Despite all this, I feel no kinship to fish. And while I find some of their variations and answers to the problems of life interesting, I have no desire to emulate them or look to them as examples of a better life. not that I’m against giving eggs to my husband for him to incubate and bring to term. I hear that the Rockefeller Foundation will give us a million bucks if we succeed…
*Chronos and Gaia.
**I realize there are also plenty of watery males, I was tracing a particular heritage of Western thought. Plus the females did seem the dominate ones, the ones with the most screen time, especially in being part fish. Males tended to be the river itself or fully human in appearance, and not so often carved in statuary.
Filed under Sex & Gender |4 Responses to “Fish Stories”











flanders and swann have a lovely seahorse lullaby on their “bestiary” album.
Heck, I’m intrigued and I’ve never heard any Flanders and Swann.
You must share next time we hook-up.
Man, I useta love Anodyne.

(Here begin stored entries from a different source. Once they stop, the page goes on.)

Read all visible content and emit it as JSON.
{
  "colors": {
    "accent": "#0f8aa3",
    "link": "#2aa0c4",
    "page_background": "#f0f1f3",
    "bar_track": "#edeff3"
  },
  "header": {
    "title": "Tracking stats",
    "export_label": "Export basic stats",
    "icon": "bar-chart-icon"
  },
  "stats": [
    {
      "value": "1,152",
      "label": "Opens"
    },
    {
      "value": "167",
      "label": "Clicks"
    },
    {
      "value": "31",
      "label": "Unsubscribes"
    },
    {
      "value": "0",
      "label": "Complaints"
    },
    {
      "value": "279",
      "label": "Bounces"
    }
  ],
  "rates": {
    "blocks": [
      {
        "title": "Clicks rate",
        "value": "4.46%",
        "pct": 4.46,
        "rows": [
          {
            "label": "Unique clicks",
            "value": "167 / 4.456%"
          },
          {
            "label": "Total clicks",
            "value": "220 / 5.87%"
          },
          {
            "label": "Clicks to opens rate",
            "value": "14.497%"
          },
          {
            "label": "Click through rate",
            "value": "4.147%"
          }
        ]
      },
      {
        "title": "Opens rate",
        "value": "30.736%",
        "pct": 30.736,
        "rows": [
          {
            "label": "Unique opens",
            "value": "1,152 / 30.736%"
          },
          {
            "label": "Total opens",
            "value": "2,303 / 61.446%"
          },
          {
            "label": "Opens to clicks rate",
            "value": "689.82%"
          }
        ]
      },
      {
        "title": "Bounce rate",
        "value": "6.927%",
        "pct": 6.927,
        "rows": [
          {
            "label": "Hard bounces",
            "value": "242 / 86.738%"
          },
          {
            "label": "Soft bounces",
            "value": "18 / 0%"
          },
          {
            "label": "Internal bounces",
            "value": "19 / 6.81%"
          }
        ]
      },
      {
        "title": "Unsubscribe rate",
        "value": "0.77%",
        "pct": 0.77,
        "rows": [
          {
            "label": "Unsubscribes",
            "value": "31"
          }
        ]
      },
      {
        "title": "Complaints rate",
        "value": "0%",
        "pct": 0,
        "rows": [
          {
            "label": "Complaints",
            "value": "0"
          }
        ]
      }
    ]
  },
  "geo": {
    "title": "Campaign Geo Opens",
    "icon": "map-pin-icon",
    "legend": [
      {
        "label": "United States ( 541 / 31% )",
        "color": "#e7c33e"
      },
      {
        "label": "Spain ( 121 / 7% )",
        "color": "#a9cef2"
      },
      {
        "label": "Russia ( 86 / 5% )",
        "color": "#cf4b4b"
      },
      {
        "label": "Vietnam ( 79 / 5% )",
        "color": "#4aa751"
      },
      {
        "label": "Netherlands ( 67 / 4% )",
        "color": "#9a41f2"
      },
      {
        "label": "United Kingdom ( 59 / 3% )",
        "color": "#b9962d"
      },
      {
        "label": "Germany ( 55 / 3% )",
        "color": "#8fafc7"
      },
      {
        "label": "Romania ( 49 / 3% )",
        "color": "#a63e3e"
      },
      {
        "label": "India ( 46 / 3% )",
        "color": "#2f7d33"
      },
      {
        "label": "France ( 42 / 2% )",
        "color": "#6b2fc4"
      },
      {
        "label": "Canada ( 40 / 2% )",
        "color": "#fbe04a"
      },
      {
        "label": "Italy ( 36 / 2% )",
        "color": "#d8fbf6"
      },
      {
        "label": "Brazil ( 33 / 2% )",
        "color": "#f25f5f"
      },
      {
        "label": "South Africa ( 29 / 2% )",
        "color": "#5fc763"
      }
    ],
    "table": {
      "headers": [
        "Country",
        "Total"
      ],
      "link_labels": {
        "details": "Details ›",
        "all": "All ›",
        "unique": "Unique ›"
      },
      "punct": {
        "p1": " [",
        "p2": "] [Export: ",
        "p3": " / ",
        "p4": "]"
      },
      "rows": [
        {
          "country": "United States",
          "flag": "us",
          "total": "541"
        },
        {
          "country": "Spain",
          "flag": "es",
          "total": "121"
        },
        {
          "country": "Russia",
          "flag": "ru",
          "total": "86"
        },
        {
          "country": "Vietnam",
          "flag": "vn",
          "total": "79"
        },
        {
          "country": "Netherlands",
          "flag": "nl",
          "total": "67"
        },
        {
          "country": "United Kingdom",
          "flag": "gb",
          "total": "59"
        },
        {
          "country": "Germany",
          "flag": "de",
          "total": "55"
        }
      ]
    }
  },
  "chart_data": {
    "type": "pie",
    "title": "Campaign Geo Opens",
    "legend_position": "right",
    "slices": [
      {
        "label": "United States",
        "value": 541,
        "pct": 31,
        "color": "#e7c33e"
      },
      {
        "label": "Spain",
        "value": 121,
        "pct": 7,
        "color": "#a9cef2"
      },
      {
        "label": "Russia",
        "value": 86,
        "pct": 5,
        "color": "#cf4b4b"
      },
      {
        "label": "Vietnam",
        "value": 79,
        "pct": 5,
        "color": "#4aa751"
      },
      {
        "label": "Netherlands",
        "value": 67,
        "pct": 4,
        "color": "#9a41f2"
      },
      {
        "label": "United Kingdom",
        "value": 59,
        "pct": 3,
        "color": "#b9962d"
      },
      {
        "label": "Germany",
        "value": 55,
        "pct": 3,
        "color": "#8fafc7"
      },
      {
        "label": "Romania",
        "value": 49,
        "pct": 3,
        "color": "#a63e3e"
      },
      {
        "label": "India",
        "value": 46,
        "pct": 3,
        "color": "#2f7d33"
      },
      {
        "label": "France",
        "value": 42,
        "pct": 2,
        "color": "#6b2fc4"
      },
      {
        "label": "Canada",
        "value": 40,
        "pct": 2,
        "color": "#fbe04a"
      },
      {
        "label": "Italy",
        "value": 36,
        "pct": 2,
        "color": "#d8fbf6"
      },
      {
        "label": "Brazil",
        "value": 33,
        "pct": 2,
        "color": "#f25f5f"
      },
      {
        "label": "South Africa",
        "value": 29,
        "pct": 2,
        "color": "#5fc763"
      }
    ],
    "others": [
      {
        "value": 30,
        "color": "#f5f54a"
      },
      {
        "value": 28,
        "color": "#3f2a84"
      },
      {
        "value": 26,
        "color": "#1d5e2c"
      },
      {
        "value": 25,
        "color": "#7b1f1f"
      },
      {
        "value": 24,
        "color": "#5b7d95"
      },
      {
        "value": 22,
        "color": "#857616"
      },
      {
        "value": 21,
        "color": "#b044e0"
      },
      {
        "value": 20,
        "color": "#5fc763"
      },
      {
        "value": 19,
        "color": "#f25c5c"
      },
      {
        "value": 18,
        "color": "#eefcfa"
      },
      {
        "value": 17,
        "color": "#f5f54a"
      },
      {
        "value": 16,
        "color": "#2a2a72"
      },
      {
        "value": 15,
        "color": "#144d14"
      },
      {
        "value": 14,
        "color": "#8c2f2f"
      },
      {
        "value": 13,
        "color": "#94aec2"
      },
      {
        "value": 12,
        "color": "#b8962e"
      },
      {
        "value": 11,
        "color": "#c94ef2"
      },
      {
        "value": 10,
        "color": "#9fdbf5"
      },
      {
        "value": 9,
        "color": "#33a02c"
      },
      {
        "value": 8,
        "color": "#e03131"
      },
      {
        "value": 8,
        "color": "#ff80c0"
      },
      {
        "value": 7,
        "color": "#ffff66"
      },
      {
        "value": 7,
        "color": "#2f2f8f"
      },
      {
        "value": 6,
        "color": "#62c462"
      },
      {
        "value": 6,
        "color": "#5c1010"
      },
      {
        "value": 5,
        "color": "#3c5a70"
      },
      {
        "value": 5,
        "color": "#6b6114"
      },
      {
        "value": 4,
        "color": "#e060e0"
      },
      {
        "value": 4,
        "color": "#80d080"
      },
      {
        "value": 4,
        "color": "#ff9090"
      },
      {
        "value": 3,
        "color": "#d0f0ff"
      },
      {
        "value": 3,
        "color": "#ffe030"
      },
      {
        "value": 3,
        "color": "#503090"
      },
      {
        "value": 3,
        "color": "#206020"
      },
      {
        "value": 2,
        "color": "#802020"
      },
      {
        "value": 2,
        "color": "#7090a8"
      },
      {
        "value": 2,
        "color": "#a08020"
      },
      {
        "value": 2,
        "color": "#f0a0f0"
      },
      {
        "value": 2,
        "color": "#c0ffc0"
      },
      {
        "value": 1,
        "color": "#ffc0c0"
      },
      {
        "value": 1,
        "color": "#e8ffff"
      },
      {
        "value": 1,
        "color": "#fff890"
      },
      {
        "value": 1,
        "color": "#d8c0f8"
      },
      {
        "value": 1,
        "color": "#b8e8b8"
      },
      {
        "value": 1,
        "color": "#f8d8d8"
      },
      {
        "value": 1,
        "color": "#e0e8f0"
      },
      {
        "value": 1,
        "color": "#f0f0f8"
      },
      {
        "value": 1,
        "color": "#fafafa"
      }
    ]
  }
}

What did it die from? (I guess the Merc is its latter-day inheritor.)
The Mercury? Ha! They aren’t fit to lick the mud from our boots! Sell-out poseur move-in-from-Seattle act-like-they-own-the-joint bastards. Still. They’re vastly better than the alternative.
Lessee: we were a) just managing to tread water on ad sales and b) really, really, really tired. There was some money on the table at one point from some pockets of respectable depth, but that never really ended up going anywhere, and it was time to figure out if we wanted to push it or chuck it, and because we were really, really, really tired, we chucked it. But! Two and a half years and we went down in the black. That’s not a bad run at all in the magazine business.